Muitas vezes pensei que não daria conta… e ser médica, ter um amigo de infância como obstetra, saber todos os caminhos das pedras fazem, sim, a cabeça pensar em analgesia, cesariana, hospital… Mas eu tive apoio incondicional das minhas queridas e do meu companheiro, que me fizeram acreditar e me encorajaram.

Muito provavelmente, se eu estivesse no contexto de assistência em que estão a maioria das mulheres hoje em dia, o relato, agora, seria de uma cesariana.

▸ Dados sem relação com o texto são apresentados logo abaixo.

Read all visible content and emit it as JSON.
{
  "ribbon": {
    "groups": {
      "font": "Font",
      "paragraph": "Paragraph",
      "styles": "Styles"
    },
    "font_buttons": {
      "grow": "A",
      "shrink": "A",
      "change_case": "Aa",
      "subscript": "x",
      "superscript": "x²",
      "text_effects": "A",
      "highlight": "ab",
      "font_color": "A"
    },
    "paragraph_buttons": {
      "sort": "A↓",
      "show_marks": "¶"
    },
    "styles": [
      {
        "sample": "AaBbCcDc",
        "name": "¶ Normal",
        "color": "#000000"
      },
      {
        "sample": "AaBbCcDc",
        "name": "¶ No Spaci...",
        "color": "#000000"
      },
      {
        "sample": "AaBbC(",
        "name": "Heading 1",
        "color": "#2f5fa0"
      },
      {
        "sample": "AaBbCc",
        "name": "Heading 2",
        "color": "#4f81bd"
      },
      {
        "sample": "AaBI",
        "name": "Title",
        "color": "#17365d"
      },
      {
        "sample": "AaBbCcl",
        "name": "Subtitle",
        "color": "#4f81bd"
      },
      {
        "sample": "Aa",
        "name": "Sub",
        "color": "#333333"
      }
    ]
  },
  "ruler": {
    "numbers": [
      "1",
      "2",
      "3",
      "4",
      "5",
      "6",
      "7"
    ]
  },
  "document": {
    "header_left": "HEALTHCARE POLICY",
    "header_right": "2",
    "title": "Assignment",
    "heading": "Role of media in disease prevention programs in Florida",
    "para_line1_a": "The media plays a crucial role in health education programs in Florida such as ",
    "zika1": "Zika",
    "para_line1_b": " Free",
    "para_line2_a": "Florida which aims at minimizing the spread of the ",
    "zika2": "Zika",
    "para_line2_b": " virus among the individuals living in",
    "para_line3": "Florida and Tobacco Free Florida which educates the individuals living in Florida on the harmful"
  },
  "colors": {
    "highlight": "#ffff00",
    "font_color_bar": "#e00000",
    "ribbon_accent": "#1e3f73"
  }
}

Para a médica, as distócias chamavam muita atenção. Para minhas queridas enfermeiras, o ponto forte era a confiança na fisiologia, seu poder e sua capacidade de voltar pro rumo certo quando se faz a intervenção oportuna.

E eu agradeço muito por esse trabalho de parto partejado desse jeito, por ter tido a oportunidade de sentir na minha própria pele tudo isso… e por ter virado testemunha viva de que um trabalho de parto, digamos, meio torto, pode, sim, virar parto e nascimento lindamente, e de que intervenções necessárias, respeitosas e consentidas são, sim, bem-vindas…

Mais certeza ainda eu tenho de que precisamos construir um mundo onde todas as gestações sejam desejadas e que recebam cuidados com respaldo em evidências científicas. E que precisamos devolver às mulheres seu protagonismo no gestar e parir e a autonomia sobre seus corpos; oferecer o amor, a reverência, a empatia a elas, que fabricam mini pessoas e as dão à luz.

Por aqui, agora somos três. Cansaço e amor, muito amor. Entendendo o que significa quando dizem que, quando nos tornamos mãe e pai, o coração passa a bater fora do corpo.

Profundamente gratos à Vida que nos trouxe Ana Cyntia, Iara e Bruno. Gratidão a vocês por tudo!